The process of simplifying algebraic expressions involves reducing them to their simplest form, which makes them easier to understand and work with. This typically involves combining like terms, which are terms that have the same variable raised to the same power, and performing basic arithmetic operations.

For example, consider the expression \(2x + 3x - x\). To simplify this, we combine the like terms which all contain the variable \(x\). Adding up the coefficients (2, 3, and -1) gives us \(4x\). The expression \(2x + 3x - x\) simplifies to \(4x\), which is a much cleaner and clearer form.

Simplifying expressions is crucial in solving equations and performing operations such as addition, subtraction, and factoring polynomials. It's the first and very important step in tackling algebraic problems.

The distributive property is a fundamental principle in algebra that allows us to multiply a single term by each term in a parenthesis individually. It's often used to expand algebraic expressions and is a key tool when simplifying expressions and solving equations.

For instance, when we apply the distributive property to the expression \(a(b + c)\), we multiply \(a\) by both \(b\) and \(c\) separately and then add the products. This gives us \(ab + ac\), which is the expanded form of our initial expression.

The distributive property not only simplifies expressions but also helps to make connections between algebraic procedures and arithmetic operations. Recognizing when and how to apply the distributive property is essential for success in algebra.

When it comes to multiplying polynomials, the operation extends the distributive property over multiple terms.
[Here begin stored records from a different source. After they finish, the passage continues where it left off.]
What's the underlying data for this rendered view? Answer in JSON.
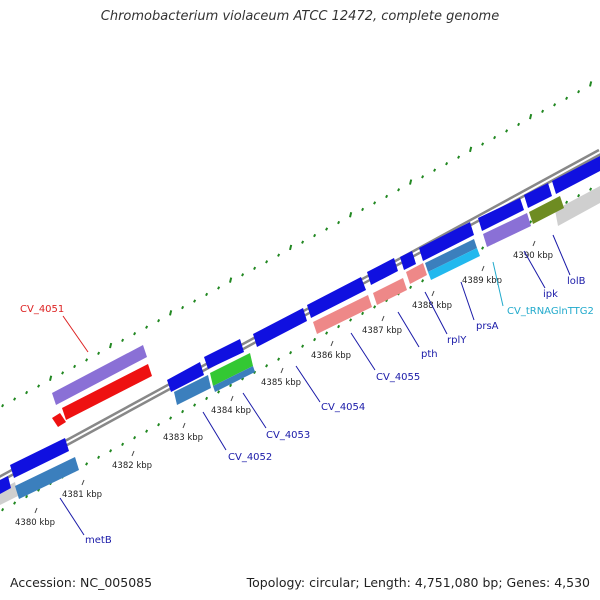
{
  "title": "Chromobacterium violaceum ATCC 12472, complete genome",
  "footer": {
    "accession": "Accession: NC_005085",
    "topology": "Topology: circular; Length: 4,751,080 bp; Genes: 4,530"
  },
  "ticks": [
    "4380 kbp",
    "4381 kbp",
    "4382 kbp",
    "4383 kbp",
    "4384 kbp",
    "4385 kbp",
    "4386 kbp",
    "4387 kbp",
    "4388 kbp",
    "4389 kbp",
    "4390 kbp"
  ],
  "genes": [
    {
      "label": "CV_4051",
      "color": "#dd2222"
    },
    {
      "label": "metB",
      "color": "#1a1aa8"
    },
    {
      "label": "CV_4052",
      "color": "#1a1aa8"
    },
    {
      "label": "CV_4053",
      "color": "#1a1aa8"
    },
    {
      "label": "CV_4054",
      "color": "#1a1aa8"
    },
    {
      "label": "CV_4055",
      "color": "#1a1aa8"
    },
    {
      "label": "pth",
      "color": "#1a1aa8"
    },
    {
      "label": "rplY",
      "color": "#1a1aa8"
    },
    {
      "label": "prsA",
      "color": "#1a1aa8"
    },
    {
      "label": "CV_tRNAGlnTTG2",
      "color": "#22aacc"
    },
    {
      "label": "ipk",
      "color": "#1a1aa8"
    },
    {
      "label": "lolB",
      "color": "#1a1aa8"
    }
  ]
}
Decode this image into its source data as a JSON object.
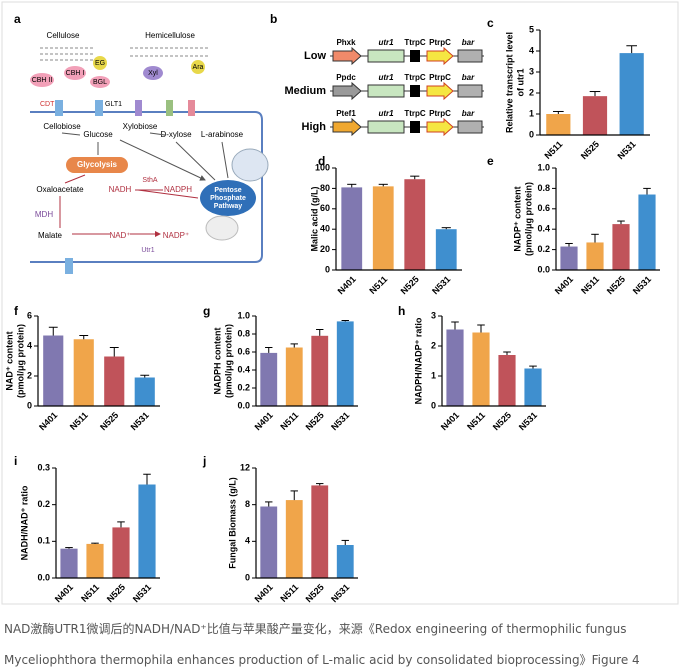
{
  "panel_a": {
    "letter": "a",
    "labels": {
      "cellulose": "Cellulose",
      "hemicellulose": "Hemicellulose",
      "cbh2": "CBH II",
      "cbh1": "CBH I",
      "eg": "EG",
      "bgl": "BGL",
      "xyl": "Xyl",
      "ara": "Ara",
      "cdt": "CDT",
      "glt1": "GLT1",
      "cellobiose": "Cellobiose",
      "glucose": "Glucose",
      "xylobiose": "Xylobiose",
      "dxylose": "D-xylose",
      "larabinose": "L-arabinose",
      "glycolysis": "Glycolysis",
      "oxaloacetate": "Oxaloacetate",
      "nadh": "NADH",
      "stha": "SthA",
      "nadph": "NADPH",
      "ppp1": "Pentose",
      "ppp2": "Phosphate",
      "ppp3": "Pathway",
      "mdh": "MDH",
      "malate": "Malate",
      "nad": "NAD⁺",
      "nadp": "NADP⁺",
      "utr1": "Utr1"
    }
  },
  "panel_b": {
    "letter": "b",
    "rows": [
      {
        "level": "Low",
        "parts": [
          "Phxk",
          "utr1",
          "TtrpC",
          "PtrpC",
          "bar"
        ]
      },
      {
        "level": "Medium",
        "parts": [
          "Ppdc",
          "utr1",
          "TtrpC",
          "PtrpC",
          "bar"
        ]
      },
      {
        "level": "High",
        "parts": [
          "Ptef1",
          "utr1",
          "TtrpC",
          "PtrpC",
          "bar"
        ]
      }
    ]
  },
  "chart_data": [
    {
      "type": "bar",
      "letter": "c",
      "ylabel": [
        "Relative transcript level",
        "of utr1"
      ],
      "categories": [
        "N511",
        "N525",
        "N531"
      ],
      "values": [
        1.0,
        1.85,
        3.9
      ],
      "errors": [
        0.12,
        0.22,
        0.35
      ],
      "colors": [
        "#f0a54a",
        "#c0535a",
        "#3f8fcf"
      ],
      "ylim": [
        0,
        5
      ],
      "yticks": [
        0,
        1,
        2,
        3,
        4,
        5
      ]
    },
    {
      "type": "bar",
      "letter": "d",
      "ylabel": [
        "Malic acid (g/L)"
      ],
      "categories": [
        "N401",
        "N511",
        "N525",
        "N531"
      ],
      "values": [
        81,
        82,
        89,
        40
      ],
      "errors": [
        3,
        2,
        3,
        1.5
      ],
      "colors": [
        "#8078b0",
        "#f0a54a",
        "#c0535a",
        "#3f8fcf"
      ],
      "ylim": [
        0,
        100
      ],
      "yticks": [
        0,
        20,
        40,
        60,
        80,
        100
      ]
    },
    {
      "type": "bar",
      "letter": "e",
      "ylabel": [
        "NADP⁺ content",
        "(pmol/μg protein)"
      ],
      "categories": [
        "N401",
        "N511",
        "N525",
        "N531"
      ],
      "values": [
        0.23,
        0.27,
        0.45,
        0.74
      ],
      "errors": [
        0.03,
        0.08,
        0.03,
        0.06
      ],
      "colors": [
        "#8078b0",
        "#f0a54a",
        "#c0535a",
        "#3f8fcf"
      ],
      "ylim": [
        0,
        1
      ],
      "yticks": [
        {
          "value": 0,
          "label": "0.0"
        },
        0.2,
        0.4,
        0.6,
        0.8,
        {
          "value": 1,
          "label": "1.0"
        }
      ]
    },
    {
      "type": "bar",
      "letter": "f",
      "ylabel": [
        "NAD⁺ content",
        "(pmol/μg protein)"
      ],
      "categories": [
        "N401",
        "N511",
        "N525",
        "N531"
      ],
      "values": [
        4.7,
        4.45,
        3.3,
        1.9
      ],
      "errors": [
        0.55,
        0.25,
        0.6,
        0.15
      ],
      "colors": [
        "#8078b0",
        "#f0a54a",
        "#c0535a",
        "#3f8fcf"
      ],
      "ylim": [
        0,
        6
      ],
      "yticks": [
        0,
        2,
        4,
        6
      ]
    },
    {
      "type": "bar",
      "letter": "g",
      "ylabel": [
        "NADPH content",
        "(pmol/μg protein)"
      ],
      "categories": [
        "N401",
        "N511",
        "N525",
        "N531"
      ],
      "values": [
        0.59,
        0.65,
        0.78,
        0.94
      ],
      "errors": [
        0.06,
        0.04,
        0.07,
        0.01
      ],
      "colors": [
        "#8078b0",
        "#f0a54a",
        "#c0535a",
        "#3f8fcf"
      ],
      "ylim": [
        0,
        1
      ],
      "yticks": [
        {
          "value": 0,
          "label": "0.0"
        },
        0.2,
        0.4,
        0.6,
        0.8,
        {
          "value": 1,
          "label": "1.0"
        }
      ]
    },
    {
      "type": "bar",
      "letter": "h",
      "ylabel": [
        "NADPH/NADP⁺ ratio"
      ],
      "categories": [
        "N401",
        "N511",
        "N525",
        "N531"
      ],
      "values": [
        2.55,
        2.45,
        1.7,
        1.25
      ],
      "errors": [
        0.25,
        0.25,
        0.1,
        0.08
      ],
      "colors": [
        "#8078b0",
        "#f0a54a",
        "#c0535a",
        "#3f8fcf"
      ],
      "ylim": [
        0,
        3
      ],
      "yticks": [
        0,
        1,
        2,
        3
      ]
    },
    {
      "type": "bar",
      "letter": "i",
      "ylabel": [
        "NADH/NAD⁺ ratio"
      ],
      "categories": [
        "N401",
        "N511",
        "N525",
        "N531"
      ],
      "values": [
        0.08,
        0.093,
        0.138,
        0.255
      ],
      "errors": [
        0.003,
        0.002,
        0.015,
        0.028
      ],
      "colors": [
        "#8078b0",
        "#f0a54a",
        "#c0535a",
        "#3f8fcf"
      ],
      "ylim": [
        0,
        0.3
      ],
      "yticks": [
        {
          "value": 0,
          "label": "0.0"
        },
        0.1,
        0.2,
        0.3
      ]
    },
    {
      "type": "bar",
      "letter": "j",
      "ylabel": [
        "Fungal Biomass (g/L)"
      ],
      "categories": [
        "N401",
        "N511",
        "N525",
        "N531"
      ],
      "values": [
        7.8,
        8.5,
        10.1,
        3.6
      ],
      "errors": [
        0.5,
        1.0,
        0.2,
        0.5
      ],
      "colors": [
        "#8078b0",
        "#f0a54a",
        "#c0535a",
        "#3f8fcf"
      ],
      "ylim": [
        0,
        12
      ],
      "yticks": [
        0,
        4,
        8,
        12
      ]
    }
  ],
  "caption": [
    "NAD激酶UTR1微调后的NADH/NAD⁺比值与苹果酸产量变化，来源《Redox engineering of thermophilic fungus",
    "Myceliophthora thermophila enhances production of L-malic acid by consolidated bioprocessing》Figure 4"
  ]
}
Consider the multiplication of two binomials, \(p + q\) and \(r + s\). To multiply them, we need to apply the distributive property to each term in the first polynomial with every term in the second polynomial.

This process is often referred to as FOIL (First, Outside, Inside, Last), indicating the order in which we distribute the terms:

• First: Multiply the first terms in each polynomial.
• Outside: Multiply the outermost terms.
• Inside: Multiply the innermost terms.
• Last: Multiply the last terms in each polynomial.

After multiplying, we then combine like terms to simplify the expression to its final form. This process is the backbone for understanding more complex polynomial operations such as square and cube of binomials, factoring, and polynomial division.